El viaje concluye, y Delhi es la última etapa. Aquí remata este oleaje de descubrimientos que aún nos reserva unas horas intensas antes de la despedida.
El hotel está atestado de gente y el calor húmedo no ceja en su opresión. La ciudad transpira a borbotones de claxon, dejándose recorrer por un fluido denso de motores y personas; se convulsiona o serena según el barrio y, en mutación perfecta, bien conmueve con una escena de carencia extrema o bien se muestra soberbia con sus joyas arquitectónicas.
Como células sanguíneas enquistadas en el metálico artilugio con aire acondicionado, discurrimos por las venas de la metrópoli haciendo recesos frecuentes.Nos detenemos a ver el Mausoleo de Humayun. Nos tomamos con tiempo el recorrido por el complejo de QUTB: sentimos su antigüedad entre sus ruinas de 1198 y fotografiamos su emblemático minarete, al que sus 72 metros de altura le hacen no tener rival en todo el globo.

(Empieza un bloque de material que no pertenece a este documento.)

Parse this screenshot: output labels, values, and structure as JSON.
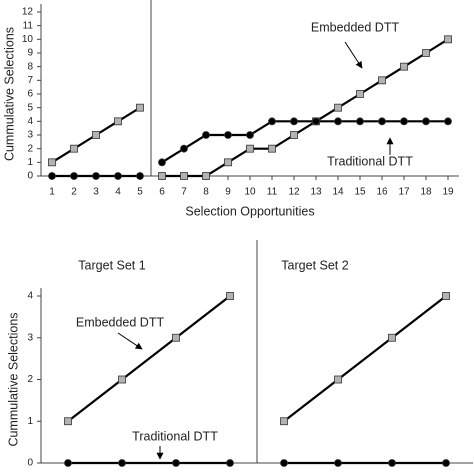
{
  "chart_data": [
    {
      "type": "line",
      "x_label": "Selection Opportunities",
      "y_label": "Cummulative Selections",
      "x": [
        1,
        2,
        3,
        4,
        5,
        6,
        7,
        8,
        9,
        10,
        11,
        12,
        13,
        14,
        15,
        16,
        17,
        18,
        19
      ],
      "xlim": [
        0.5,
        19.5
      ],
      "xticks": [
        1,
        2,
        3,
        4,
        5,
        6,
        7,
        8,
        9,
        10,
        11,
        12,
        13,
        14,
        15,
        16,
        17,
        18,
        19
      ],
      "ylim": [
        0,
        12
      ],
      "yticks": [
        0,
        1,
        2,
        3,
        4,
        5,
        6,
        7,
        8,
        9,
        10,
        11,
        12
      ],
      "phase_lines": [
        5.5
      ],
      "series": [
        {
          "name": "Embedded DTT",
          "color": "#000000",
          "marker": "square",
          "marker_color": "#b3b3b3",
          "values": [
            1,
            2,
            3,
            4,
            5,
            0,
            0,
            0,
            1,
            2,
            2,
            3,
            4,
            5,
            6,
            7,
            8,
            9,
            10
          ]
        },
        {
          "name": "Traditional DTT",
          "color": "#000000",
          "marker": "circle",
          "marker_color": "#000000",
          "values": [
            0,
            0,
            0,
            0,
            0,
            1,
            2,
            3,
            3,
            3,
            4,
            4,
            4,
            4,
            4,
            4,
            4,
            4,
            4
          ]
        }
      ]
    },
    {
      "type": "line",
      "y_label": "Cummulative Selections",
      "x": [
        1,
        2,
        3,
        4,
        5,
        6,
        7,
        8
      ],
      "xlim": [
        0.5,
        8.5
      ],
      "ylim": [
        0,
        4
      ],
      "yticks": [
        0,
        1,
        2,
        3,
        4
      ],
      "phase_lines": [
        4.5
      ],
      "annotations": [
        "Target Set 1",
        "Target Set 2"
      ],
      "series": [
        {
          "name": "Embedded DTT",
          "color": "#000000",
          "marker": "square",
          "marker_color": "#b3b3b3",
          "values": [
            1,
            2,
            3,
            4,
            1,
            2,
            3,
            4
          ]
        },
        {
          "name": "Traditional DTT",
          "color": "#000000",
          "marker": "circle",
          "marker_color": "#000000",
          "values": [
            0,
            0,
            0,
            0,
            0,
            0,
            0,
            0
          ]
        }
      ]
    }
  ]
}
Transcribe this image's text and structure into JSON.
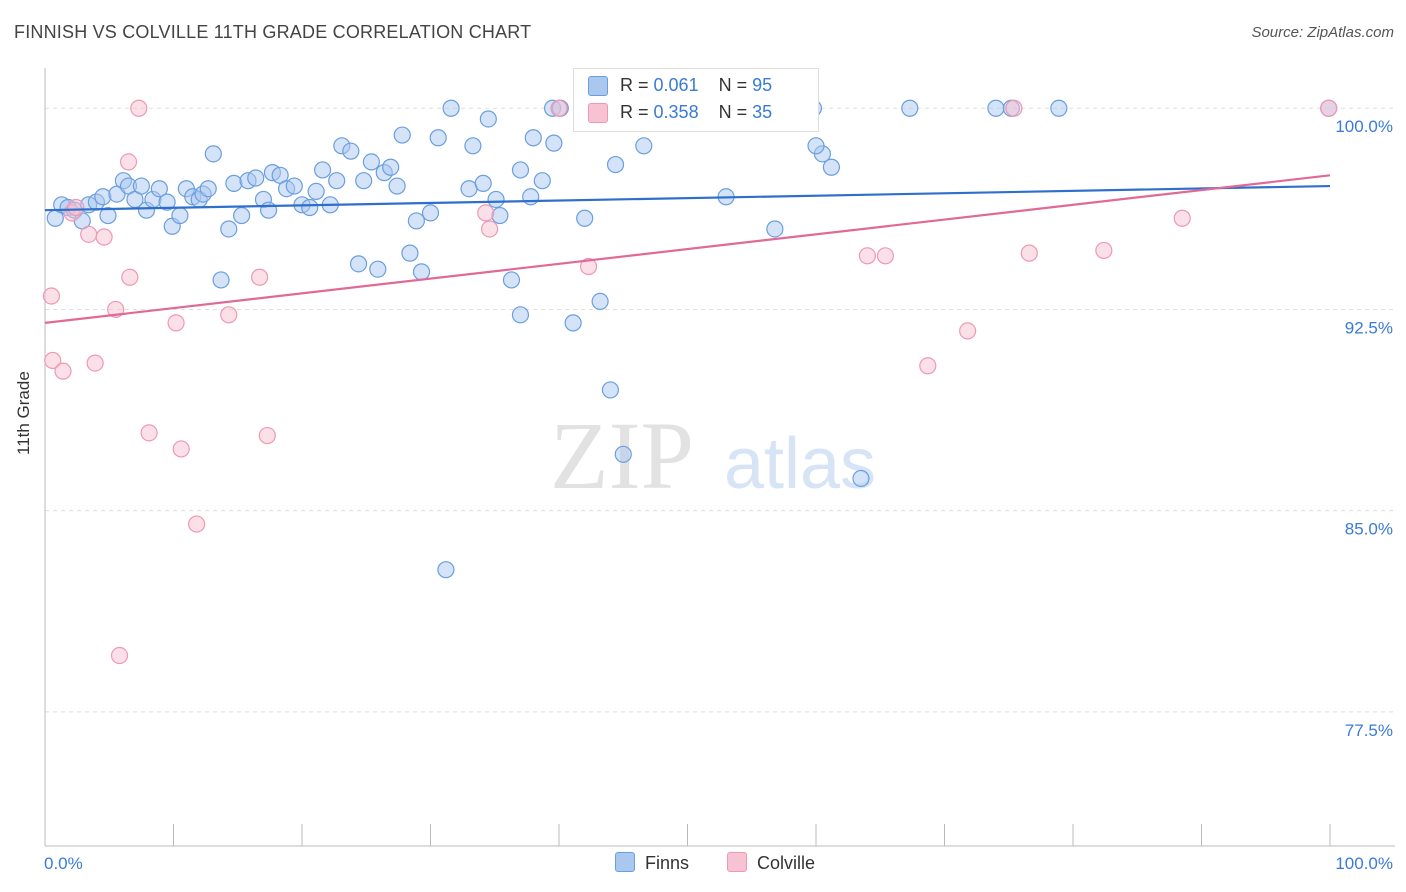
{
  "title": "FINNISH VS COLVILLE 11TH GRADE CORRELATION CHART",
  "source": "Source: ZipAtlas.com",
  "watermark": {
    "zip": "ZIP",
    "atlas": "atlas"
  },
  "legend": {
    "finns": {
      "r_label": "R =",
      "r_value": "0.061",
      "n_label": "N =",
      "n_value": "95"
    },
    "colville": {
      "r_label": "R =",
      "r_value": "0.358",
      "n_label": "N =",
      "n_value": "35"
    }
  },
  "bottom_legend": {
    "finns": "Finns",
    "colville": "Colville"
  },
  "colors": {
    "finns_fill": "#aac8ef",
    "finns_stroke": "#6a9fde",
    "finns_line": "#2f6fcc",
    "colville_fill": "#f7c2d2",
    "colville_stroke": "#ee98b5",
    "colville_line": "#e06a95",
    "tick_text": "#3a7bd5",
    "grid": "#dddddd"
  },
  "chart_data": {
    "type": "scatter",
    "title": "FINNISH VS COLVILLE 11TH GRADE CORRELATION CHART",
    "xlabel": "",
    "ylabel": "11th Grade",
    "xlim": [
      0,
      100
    ],
    "ylim": [
      72.5,
      101.5
    ],
    "x_tick_labels": [
      "0.0%",
      "100.0%"
    ],
    "y_ticks": [
      77.5,
      85.0,
      92.5,
      100.0
    ],
    "y_tick_labels": [
      "77.5%",
      "85.0%",
      "92.5%",
      "100.0%"
    ],
    "grid": true,
    "series": [
      {
        "name": "Finns",
        "trend": {
          "x": [
            0,
            100
          ],
          "y": [
            96.2,
            97.1
          ]
        },
        "points": [
          [
            0.8,
            95.9
          ],
          [
            1.3,
            96.4
          ],
          [
            1.8,
            96.3
          ],
          [
            2.3,
            96.2
          ],
          [
            2.9,
            95.8
          ],
          [
            3.4,
            96.4
          ],
          [
            4.0,
            96.5
          ],
          [
            4.5,
            96.7
          ],
          [
            4.9,
            96.0
          ],
          [
            5.6,
            96.8
          ],
          [
            6.1,
            97.3
          ],
          [
            6.5,
            97.1
          ],
          [
            7.0,
            96.6
          ],
          [
            7.5,
            97.1
          ],
          [
            7.9,
            96.2
          ],
          [
            8.4,
            96.6
          ],
          [
            8.9,
            97.0
          ],
          [
            9.5,
            96.5
          ],
          [
            9.9,
            95.6
          ],
          [
            10.5,
            96.0
          ],
          [
            11.0,
            97.0
          ],
          [
            11.5,
            96.7
          ],
          [
            12.0,
            96.6
          ],
          [
            12.3,
            96.8
          ],
          [
            12.7,
            97.0
          ],
          [
            13.1,
            98.3
          ],
          [
            13.7,
            93.6
          ],
          [
            14.3,
            95.5
          ],
          [
            14.7,
            97.2
          ],
          [
            15.3,
            96.0
          ],
          [
            15.8,
            97.3
          ],
          [
            16.4,
            97.4
          ],
          [
            17.0,
            96.6
          ],
          [
            17.4,
            96.2
          ],
          [
            17.7,
            97.6
          ],
          [
            18.3,
            97.5
          ],
          [
            18.8,
            97.0
          ],
          [
            19.4,
            97.1
          ],
          [
            20.0,
            96.4
          ],
          [
            20.6,
            96.3
          ],
          [
            21.1,
            96.9
          ],
          [
            21.6,
            97.7
          ],
          [
            22.2,
            96.4
          ],
          [
            22.7,
            97.3
          ],
          [
            23.1,
            98.6
          ],
          [
            23.8,
            98.4
          ],
          [
            24.4,
            94.2
          ],
          [
            24.8,
            97.3
          ],
          [
            25.4,
            98.0
          ],
          [
            25.9,
            94.0
          ],
          [
            26.4,
            97.6
          ],
          [
            26.9,
            97.8
          ],
          [
            27.4,
            97.1
          ],
          [
            27.8,
            99.0
          ],
          [
            28.4,
            94.6
          ],
          [
            28.9,
            95.8
          ],
          [
            29.3,
            93.9
          ],
          [
            30.0,
            96.1
          ],
          [
            30.6,
            98.9
          ],
          [
            31.6,
            100.0
          ],
          [
            31.2,
            82.8
          ],
          [
            33.0,
            97.0
          ],
          [
            33.3,
            98.6
          ],
          [
            34.1,
            97.2
          ],
          [
            34.5,
            99.6
          ],
          [
            35.1,
            96.6
          ],
          [
            35.4,
            96.0
          ],
          [
            36.3,
            93.6
          ],
          [
            37.0,
            97.7
          ],
          [
            37.0,
            92.3
          ],
          [
            37.8,
            96.7
          ],
          [
            38.0,
            98.9
          ],
          [
            38.7,
            97.3
          ],
          [
            39.5,
            100.0
          ],
          [
            39.6,
            98.7
          ],
          [
            40.1,
            100.0
          ],
          [
            41.1,
            92.0
          ],
          [
            42.0,
            95.9
          ],
          [
            43.2,
            92.8
          ],
          [
            44.0,
            89.5
          ],
          [
            44.4,
            97.9
          ],
          [
            45.0,
            87.1
          ],
          [
            46.6,
            98.6
          ],
          [
            53.0,
            96.7
          ],
          [
            56.8,
            95.5
          ],
          [
            59.8,
            100.0
          ],
          [
            60.5,
            98.3
          ],
          [
            60.0,
            98.6
          ],
          [
            61.2,
            97.8
          ],
          [
            63.5,
            86.2
          ],
          [
            67.3,
            100.0
          ],
          [
            74.0,
            100.0
          ],
          [
            78.9,
            100.0
          ],
          [
            75.2,
            100.0
          ],
          [
            99.9,
            100.0
          ]
        ]
      },
      {
        "name": "Colville",
        "trend": {
          "x": [
            0,
            100
          ],
          "y": [
            92.0,
            97.5
          ]
        },
        "points": [
          [
            0.5,
            93.0
          ],
          [
            0.6,
            90.6
          ],
          [
            1.4,
            90.2
          ],
          [
            2.1,
            96.1
          ],
          [
            2.4,
            96.3
          ],
          [
            3.4,
            95.3
          ],
          [
            3.9,
            90.5
          ],
          [
            4.6,
            95.2
          ],
          [
            5.5,
            92.5
          ],
          [
            5.8,
            79.6
          ],
          [
            6.5,
            98.0
          ],
          [
            6.6,
            93.7
          ],
          [
            7.3,
            100.0
          ],
          [
            8.1,
            87.9
          ],
          [
            10.2,
            92.0
          ],
          [
            10.6,
            87.3
          ],
          [
            11.8,
            84.5
          ],
          [
            14.3,
            92.3
          ],
          [
            16.7,
            93.7
          ],
          [
            17.3,
            87.8
          ],
          [
            40.0,
            100.0
          ],
          [
            34.6,
            95.5
          ],
          [
            42.3,
            94.1
          ],
          [
            46.2,
            100.0
          ],
          [
            34.3,
            96.1
          ],
          [
            53.1,
            100.0
          ],
          [
            64.0,
            94.5
          ],
          [
            65.4,
            94.5
          ],
          [
            68.7,
            90.4
          ],
          [
            71.8,
            91.7
          ],
          [
            75.4,
            100.0
          ],
          [
            76.6,
            94.6
          ],
          [
            82.4,
            94.7
          ],
          [
            88.5,
            95.9
          ],
          [
            99.9,
            100.0
          ]
        ]
      }
    ]
  }
}
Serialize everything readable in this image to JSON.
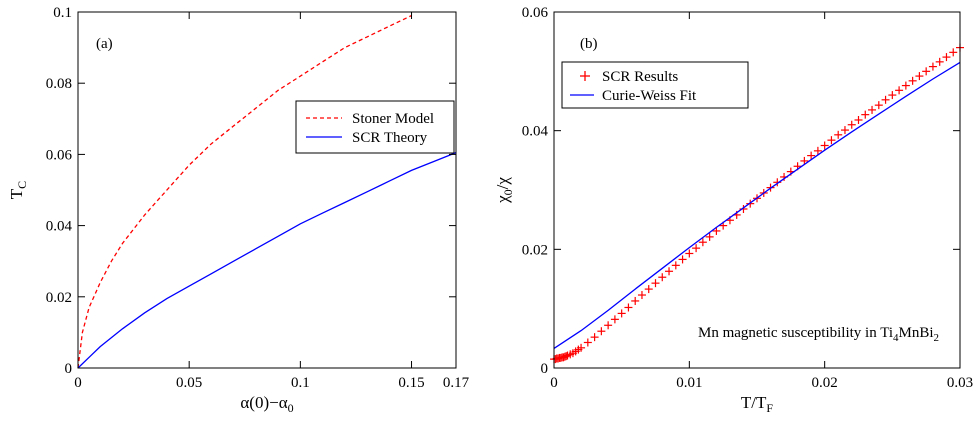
{
  "chart_data": [
    {
      "type": "line",
      "panel_label": "(a)",
      "xlabel": "α(0)−α₀",
      "ylabel": "T_C",
      "xlim": [
        0,
        0.17
      ],
      "ylim": [
        0,
        0.1
      ],
      "xticks": [
        0,
        0.05,
        0.1,
        0.15,
        0.17
      ],
      "xtick_labels": [
        "0",
        "0.05",
        "0.1",
        "0.15",
        "0.17"
      ],
      "yticks": [
        0,
        0.02,
        0.04,
        0.06,
        0.08,
        0.1
      ],
      "ytick_labels": [
        "0",
        "0.02",
        "0.04",
        "0.06",
        "0.08",
        "0.1"
      ],
      "legend_position": "center-right",
      "series": [
        {
          "name": "Stoner Model",
          "color": "#ff0000",
          "style": "dashed",
          "x": [
            0,
            0.002,
            0.005,
            0.01,
            0.015,
            0.02,
            0.03,
            0.04,
            0.05,
            0.06,
            0.07,
            0.08,
            0.09,
            0.1,
            0.11,
            0.12,
            0.13,
            0.14,
            0.15
          ],
          "y": [
            0,
            0.01,
            0.017,
            0.024,
            0.03,
            0.035,
            0.043,
            0.05,
            0.057,
            0.063,
            0.068,
            0.073,
            0.078,
            0.082,
            0.086,
            0.09,
            0.093,
            0.096,
            0.099
          ]
        },
        {
          "name": "SCR Theory",
          "color": "#0000ff",
          "style": "solid",
          "x": [
            0,
            0.005,
            0.01,
            0.02,
            0.03,
            0.04,
            0.05,
            0.06,
            0.07,
            0.08,
            0.09,
            0.1,
            0.11,
            0.12,
            0.13,
            0.14,
            0.15,
            0.16,
            0.17
          ],
          "y": [
            0,
            0.003,
            0.006,
            0.011,
            0.0155,
            0.0195,
            0.023,
            0.0265,
            0.03,
            0.0335,
            0.037,
            0.0405,
            0.0435,
            0.0465,
            0.0495,
            0.0525,
            0.0555,
            0.058,
            0.0605
          ]
        }
      ]
    },
    {
      "type": "line",
      "panel_label": "(b)",
      "xlabel": "T/T_F",
      "ylabel": "χ₀/χ",
      "xlim": [
        0,
        0.03
      ],
      "ylim": [
        0,
        0.06
      ],
      "xticks": [
        0,
        0.01,
        0.02,
        0.03
      ],
      "xtick_labels": [
        "0",
        "0.01",
        "0.02",
        "0.03"
      ],
      "yticks": [
        0,
        0.02,
        0.04,
        0.06
      ],
      "ytick_labels": [
        "0",
        "0.02",
        "0.04",
        "0.06"
      ],
      "legend_position": "top-left",
      "annotation": "Mn magnetic susceptibility in Ti4MnBi2",
      "series": [
        {
          "name": "SCR Results",
          "color": "#ff0000",
          "style": "plus-markers",
          "x": [
            0,
            0.0001,
            0.0002,
            0.0003,
            0.0004,
            0.0005,
            0.0006,
            0.0007,
            0.0008,
            0.0009,
            0.001,
            0.0012,
            0.0014,
            0.0016,
            0.0018,
            0.002,
            0.0025,
            0.003,
            0.0035,
            0.004,
            0.0045,
            0.005,
            0.0055,
            0.006,
            0.0065,
            0.007,
            0.0075,
            0.008,
            0.0085,
            0.009,
            0.0095,
            0.01,
            0.0105,
            0.011,
            0.0115,
            0.012,
            0.0125,
            0.013,
            0.0135,
            0.014,
            0.0145,
            0.015,
            0.0155,
            0.016,
            0.0165,
            0.017,
            0.0175,
            0.018,
            0.0185,
            0.019,
            0.0195,
            0.02,
            0.0205,
            0.021,
            0.0215,
            0.022,
            0.0225,
            0.023,
            0.0235,
            0.024,
            0.0245,
            0.025,
            0.0255,
            0.026,
            0.0265,
            0.027,
            0.0275,
            0.028,
            0.0285,
            0.029,
            0.0295,
            0.03
          ],
          "y": [
            0.0015,
            0.0015,
            0.0016,
            0.0016,
            0.0017,
            0.0017,
            0.0018,
            0.0018,
            0.0019,
            0.002,
            0.0021,
            0.0023,
            0.0025,
            0.0028,
            0.0031,
            0.0034,
            0.0043,
            0.0052,
            0.0062,
            0.0072,
            0.0082,
            0.0092,
            0.0102,
            0.0113,
            0.0123,
            0.0133,
            0.0143,
            0.0153,
            0.0163,
            0.0173,
            0.0183,
            0.0193,
            0.0202,
            0.0212,
            0.0221,
            0.0231,
            0.024,
            0.0249,
            0.0258,
            0.0268,
            0.0277,
            0.0286,
            0.0295,
            0.0304,
            0.0313,
            0.0322,
            0.0331,
            0.034,
            0.0349,
            0.0358,
            0.0366,
            0.0375,
            0.0384,
            0.0393,
            0.0401,
            0.041,
            0.0418,
            0.0427,
            0.0435,
            0.0443,
            0.0452,
            0.046,
            0.0468,
            0.0476,
            0.0484,
            0.0492,
            0.05,
            0.0508,
            0.0516,
            0.0524,
            0.0532,
            0.054
          ]
        },
        {
          "name": "Curie-Weiss Fit",
          "color": "#0000ff",
          "style": "solid",
          "x": [
            0,
            0.002,
            0.004,
            0.006,
            0.008,
            0.01,
            0.012,
            0.014,
            0.016,
            0.018,
            0.02,
            0.022,
            0.024,
            0.026,
            0.028,
            0.03
          ],
          "y": [
            0.0033,
            0.0063,
            0.0097,
            0.0133,
            0.0168,
            0.0203,
            0.0237,
            0.027,
            0.0303,
            0.0335,
            0.0367,
            0.0398,
            0.0428,
            0.0458,
            0.0487,
            0.0515
          ]
        }
      ]
    }
  ]
}
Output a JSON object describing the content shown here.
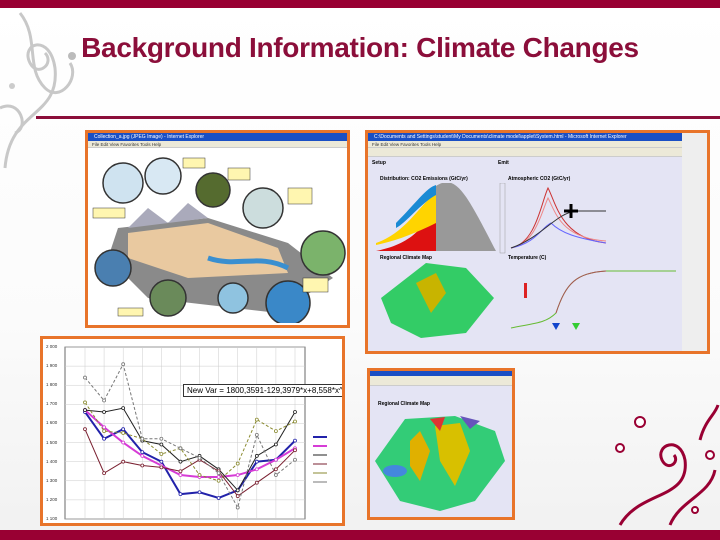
{
  "slide": {
    "title": "Background Information: Climate Changes",
    "accent": "#990033",
    "frame_color": "#e8742a"
  },
  "images": {
    "hydrology": {
      "window_title": "Collection_a.jpg (JPEG Image) - Internet Explorer",
      "menu": "File  Edit  View  Favorites  Tools  Help"
    },
    "simulator": {
      "window_title": "C:\\Documents and Settings\\student\\My Documents\\climate model\\applet\\System.html - Microsoft Internet Explorer",
      "menu": "File  Edit  View  Favorites  Tools  Help",
      "setup": "Setup",
      "emit": "Emit",
      "panel1": "Distribution: CO2 Emissions (GtC/yr)",
      "panel2": "Atmospheric CO2 (GtC/yr)",
      "panel3": "Regional Climate Map",
      "panel4": "Temperature (C)"
    },
    "regression": {
      "equation": "New Var = 1800,3591-129,3979*x+8,558*x^2"
    },
    "map": {
      "panel": "Regional Climate Map"
    }
  },
  "chart_data": {
    "type": "line",
    "ylim": [
      1100,
      2000
    ],
    "yticks": [
      "2 000",
      "1 900",
      "1 800",
      "1 700",
      "1 600",
      "1 500",
      "1 400",
      "1 300",
      "1 200",
      "1 100"
    ],
    "grid": true,
    "series": [
      {
        "color": "#2222aa",
        "values": [
          1660,
          1520,
          1570,
          1450,
          1400,
          1230,
          1240,
          1210,
          1250,
          1400,
          1410,
          1510
        ]
      },
      {
        "color": "#d63cd6",
        "values": [
          1670,
          1580,
          1500,
          1430,
          1380,
          1330,
          1320,
          1320,
          1330,
          1360,
          1410,
          1470
        ]
      },
      {
        "color": "#222222",
        "values": [
          1670,
          1660,
          1680,
          1510,
          1490,
          1400,
          1430,
          1360,
          1250,
          1430,
          1490,
          1660
        ]
      },
      {
        "color": "#7a2030",
        "values": [
          1570,
          1340,
          1400,
          1380,
          1370,
          1350,
          1410,
          1350,
          1220,
          1290,
          1360,
          1460
        ]
      },
      {
        "color": "#8a8a30",
        "values": [
          1710,
          1560,
          1550,
          1520,
          1440,
          1470,
          1330,
          1300,
          1390,
          1620,
          1560,
          1610
        ]
      },
      {
        "color": "#777777",
        "values": [
          1840,
          1720,
          1910,
          1520,
          1520,
          1470,
          1420,
          1340,
          1160,
          1540,
          1330,
          1410
        ]
      }
    ]
  }
}
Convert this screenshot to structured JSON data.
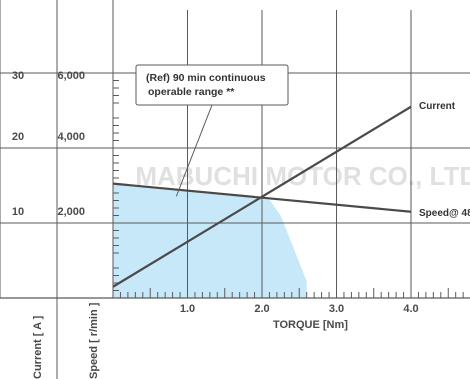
{
  "chart_data": {
    "type": "line",
    "xlabel": "TORQUE [Nm]",
    "x_ticks": [
      "1.0",
      "2.0",
      "3.0",
      "4.0"
    ],
    "xlim": [
      0,
      4.8
    ],
    "current_axis": {
      "label": "Current [ A ]",
      "ticks": [
        "10",
        "20",
        "30"
      ],
      "ylim": [
        0,
        30
      ]
    },
    "speed_axis": {
      "label": "Speed [ r/min ]",
      "ticks": [
        "2,000",
        "4,000",
        "6,000"
      ],
      "ylim": [
        0,
        6000
      ]
    },
    "grid": true,
    "series": [
      {
        "name": "Current",
        "axis": "current",
        "color": "#4a4a4a",
        "x": [
          0,
          4.0
        ],
        "y": [
          1.5,
          25.5
        ]
      },
      {
        "name": "Speed@ 48",
        "axis": "speed",
        "color": "#4a4a4a",
        "x": [
          0,
          4.0
        ],
        "y": [
          3050,
          2300
        ]
      }
    ],
    "operable_region": {
      "color": "#c7e8f8",
      "points": [
        [
          0,
          0
        ],
        [
          0,
          3050
        ],
        [
          2.1,
          2620
        ],
        [
          2.25,
          2200
        ],
        [
          2.45,
          1200
        ],
        [
          2.6,
          450
        ],
        [
          2.6,
          0
        ]
      ]
    },
    "annotation": {
      "lines": [
        "(Ref) 90 min continuous",
        "operable range **"
      ],
      "points_to": [
        0.85,
        2710
      ]
    },
    "watermark": "MABUCHI MOTOR CO., LTD"
  }
}
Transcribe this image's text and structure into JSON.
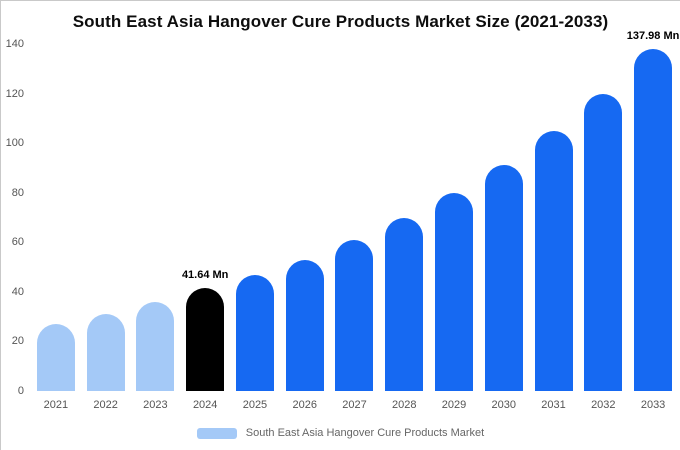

También visitamos el RAJ GHAT, donde un fuego de imperecedera llama recuerda al libertador de la India, Mahatma Ghandi. Su mausoleo es de geometría sencilla en mármol negro, rodeado de un entorno de plácido aire y verde suelo.
Con cierta fatiga y mucha satisfacción, entrada la noche, celebramos la última cena y despedimos a la vieja y nueva Delhi, a la legendaria y emergente India, a la infinita nada de un todo precario... pero siendo sabedores de que una despedida así, jamás es un adiós.